From Monday, Britain will deploy military tanker drivers to deliver fuel to gas stations, many of which were still dry on Friday after a chaotic week that saw panic, fighting at pumps and drivers hoarding gas in water bottles Were.
Keeping the supply chain tense to breaking point due to acute shortage of truck drivers, the government on Friday said 200 military tanker personnel, of whom 100 are drivers, will complete their training over the weekend and start deliveries on Monday.
Defense Minister Ben Wallace said, “While the situation is stabilizing, our armed forces are there to fill any critical vacancies and help the country move forward by supporting industry to help the country move forward.” ”
Labor shortages in many sectors in the wake of Brexit and the COVID-19 pandemic have thrown some sectors of the economy into disarray, disrupting fuel and medicine deliveries and leaving more than 100,000 pigs stuck in farms.
Retailers said more than 2,000 gas stations were dry, and Reuters reporters in London and southern England said dozens of pumps were still closed.
‘Totally fed up’
Often lines of angry drivers rushed to the gas stations that were still open in London.
“I am completely, completely fed up. Why isn’t the country ready for anything?” Afghanistan-born Ata Uriyakhil, 47, was the first to line up more than 40 cars outside a closed supermarket petrol station in Richmond.
“When’s this going to end?” Uriyakhil said. “Politicians are not able to do their job properly. The government should have been prepared for this crisis. It is just incompetence.”
Uriakhil said it has lost about 20% of its normal earnings this week as it waits for fuel instead of picking up customers.
The Petrol Retailers Association (PRA) said on Friday that 26% of the pumps were dry, 27% had just one fuel type in stock and 47% had enough petrol and diesel, the Petrol Retailers Association (PRA) said on Friday.

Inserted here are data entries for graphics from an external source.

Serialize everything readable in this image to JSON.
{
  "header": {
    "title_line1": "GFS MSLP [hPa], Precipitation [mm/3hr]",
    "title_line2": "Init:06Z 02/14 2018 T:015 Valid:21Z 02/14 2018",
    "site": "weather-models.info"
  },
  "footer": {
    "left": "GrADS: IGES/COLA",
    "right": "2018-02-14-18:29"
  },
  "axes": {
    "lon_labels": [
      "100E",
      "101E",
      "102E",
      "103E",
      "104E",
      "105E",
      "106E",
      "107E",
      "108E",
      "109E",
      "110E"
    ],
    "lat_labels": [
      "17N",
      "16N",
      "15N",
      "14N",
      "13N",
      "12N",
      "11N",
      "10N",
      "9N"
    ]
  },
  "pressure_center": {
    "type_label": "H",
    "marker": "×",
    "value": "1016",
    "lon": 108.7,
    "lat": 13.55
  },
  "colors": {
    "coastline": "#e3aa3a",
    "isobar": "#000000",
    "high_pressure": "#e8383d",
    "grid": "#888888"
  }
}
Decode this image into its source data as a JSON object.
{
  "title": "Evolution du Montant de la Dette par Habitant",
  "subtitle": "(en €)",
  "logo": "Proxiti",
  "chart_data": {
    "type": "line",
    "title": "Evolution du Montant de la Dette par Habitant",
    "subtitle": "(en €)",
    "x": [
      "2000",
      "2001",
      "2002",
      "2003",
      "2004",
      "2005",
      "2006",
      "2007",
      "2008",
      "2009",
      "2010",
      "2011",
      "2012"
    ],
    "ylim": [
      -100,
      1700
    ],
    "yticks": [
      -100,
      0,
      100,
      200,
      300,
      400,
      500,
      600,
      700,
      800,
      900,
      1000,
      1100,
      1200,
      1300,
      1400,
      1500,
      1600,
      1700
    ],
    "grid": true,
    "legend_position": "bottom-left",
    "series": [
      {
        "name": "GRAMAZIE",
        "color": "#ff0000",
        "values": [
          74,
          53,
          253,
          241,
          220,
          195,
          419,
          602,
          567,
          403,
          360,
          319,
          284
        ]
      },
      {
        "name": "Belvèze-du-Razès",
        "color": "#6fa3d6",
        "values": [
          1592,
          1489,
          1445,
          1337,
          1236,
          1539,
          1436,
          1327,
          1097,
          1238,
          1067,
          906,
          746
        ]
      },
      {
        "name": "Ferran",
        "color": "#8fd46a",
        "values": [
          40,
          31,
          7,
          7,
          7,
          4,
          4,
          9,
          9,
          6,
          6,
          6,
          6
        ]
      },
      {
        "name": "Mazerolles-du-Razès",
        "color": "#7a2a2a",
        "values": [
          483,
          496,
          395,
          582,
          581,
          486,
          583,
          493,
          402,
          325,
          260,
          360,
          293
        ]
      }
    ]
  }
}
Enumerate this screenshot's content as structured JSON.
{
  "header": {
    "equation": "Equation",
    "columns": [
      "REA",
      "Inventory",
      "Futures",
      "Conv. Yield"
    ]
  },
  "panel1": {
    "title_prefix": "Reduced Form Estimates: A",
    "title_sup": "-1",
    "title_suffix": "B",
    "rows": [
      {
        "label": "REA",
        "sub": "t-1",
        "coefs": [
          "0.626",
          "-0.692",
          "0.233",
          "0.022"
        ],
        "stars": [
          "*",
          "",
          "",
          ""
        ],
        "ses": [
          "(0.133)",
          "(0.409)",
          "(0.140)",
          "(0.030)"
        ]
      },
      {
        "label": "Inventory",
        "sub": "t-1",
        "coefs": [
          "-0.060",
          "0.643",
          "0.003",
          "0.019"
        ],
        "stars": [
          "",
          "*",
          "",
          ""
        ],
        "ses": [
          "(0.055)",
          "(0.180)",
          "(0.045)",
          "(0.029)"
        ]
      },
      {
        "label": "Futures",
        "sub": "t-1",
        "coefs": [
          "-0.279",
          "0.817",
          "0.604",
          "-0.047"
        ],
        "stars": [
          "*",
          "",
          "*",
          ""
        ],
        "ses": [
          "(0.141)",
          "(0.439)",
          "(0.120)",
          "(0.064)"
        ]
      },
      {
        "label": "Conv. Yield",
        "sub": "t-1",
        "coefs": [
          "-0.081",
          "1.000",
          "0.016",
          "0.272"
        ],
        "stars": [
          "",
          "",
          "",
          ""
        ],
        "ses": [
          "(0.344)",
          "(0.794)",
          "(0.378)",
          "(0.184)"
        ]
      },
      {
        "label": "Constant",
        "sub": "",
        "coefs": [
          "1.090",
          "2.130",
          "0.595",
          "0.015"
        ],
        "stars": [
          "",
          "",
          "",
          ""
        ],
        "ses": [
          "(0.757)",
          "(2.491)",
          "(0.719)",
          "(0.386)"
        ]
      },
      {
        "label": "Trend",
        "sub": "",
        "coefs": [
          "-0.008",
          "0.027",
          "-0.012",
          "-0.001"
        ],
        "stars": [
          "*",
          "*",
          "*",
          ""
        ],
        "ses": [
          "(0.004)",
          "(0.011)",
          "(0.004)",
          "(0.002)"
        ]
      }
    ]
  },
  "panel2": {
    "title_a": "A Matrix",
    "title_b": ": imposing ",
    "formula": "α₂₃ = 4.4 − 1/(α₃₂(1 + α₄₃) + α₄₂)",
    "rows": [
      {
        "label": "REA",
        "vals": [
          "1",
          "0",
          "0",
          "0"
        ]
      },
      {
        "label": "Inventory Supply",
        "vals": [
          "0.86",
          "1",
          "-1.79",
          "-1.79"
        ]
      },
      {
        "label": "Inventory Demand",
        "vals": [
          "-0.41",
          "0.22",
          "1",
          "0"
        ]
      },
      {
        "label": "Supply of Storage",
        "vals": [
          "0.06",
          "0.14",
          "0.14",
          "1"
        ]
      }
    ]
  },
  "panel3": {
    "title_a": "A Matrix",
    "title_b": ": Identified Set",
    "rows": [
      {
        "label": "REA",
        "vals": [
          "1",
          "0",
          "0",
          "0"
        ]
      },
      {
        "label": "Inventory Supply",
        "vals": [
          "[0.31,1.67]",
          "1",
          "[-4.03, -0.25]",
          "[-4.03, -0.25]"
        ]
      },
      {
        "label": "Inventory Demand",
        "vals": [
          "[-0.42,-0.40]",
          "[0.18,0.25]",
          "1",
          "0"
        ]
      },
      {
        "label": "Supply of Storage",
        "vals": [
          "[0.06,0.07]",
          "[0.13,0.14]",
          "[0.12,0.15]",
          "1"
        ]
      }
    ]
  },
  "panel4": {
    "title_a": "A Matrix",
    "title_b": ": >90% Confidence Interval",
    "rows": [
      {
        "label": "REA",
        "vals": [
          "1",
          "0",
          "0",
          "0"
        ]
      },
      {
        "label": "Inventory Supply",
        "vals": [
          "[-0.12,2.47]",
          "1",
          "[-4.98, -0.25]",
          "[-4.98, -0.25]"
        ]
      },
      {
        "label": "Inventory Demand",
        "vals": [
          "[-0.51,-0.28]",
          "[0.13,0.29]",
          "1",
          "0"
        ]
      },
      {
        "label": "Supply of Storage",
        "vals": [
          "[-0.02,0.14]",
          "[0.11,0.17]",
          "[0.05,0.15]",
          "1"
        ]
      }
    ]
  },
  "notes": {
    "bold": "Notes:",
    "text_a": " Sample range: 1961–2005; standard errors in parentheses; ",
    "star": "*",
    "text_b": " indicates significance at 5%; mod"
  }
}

“Independents, who total 65% of the entire network, are not getting enough fuel deliveries compared to other areas such as supermarkets,” PRA executive director Gordon Balmer told Reuters.
Ministers say the world is facing a global shortage of truck drivers and they are working to ease the crisis. They deny that Britain’s departure from the bloc is the result of an EU labor exodus, and dismiss concerns the country is heading towards a winter of shortages and power cuts.
Although there is a shortage of truck drivers in other countries, EU members have not seen fuel shortages.
The Conservative government this week changed behavior on migrant workers to allow some foreign workers to drive trucks and come in for three months to fill gaps in the poultry sector.
In addition, farmers are warning that tens of thousands of pigs could be killed by a shortage of butchers and slaughterhouse workers.
The pig industry told retailers to continue buying local pork and not to cheapen EU products, saying business would collapse and livestock would be killed if producers were not given immediate support.
The pandemic and Britain’s post-Brexit immigration rules combined to hit the meat processing industry have resulted in a 25% drop in weekly slaughter of pigs, which was already struggling for workers.
“As a result of labor supply issues at pork processing plants, we currently have an estimated 120,000 pigs on UK pig farms that should have gone to slaughter,” the National Pig Association said in a letter to retailers.
“For some the only option would be to raise pigs on the farm.”
The pig union said it appeared to have reached an impasse, despite efforts to persuade the government to ease immigration rules.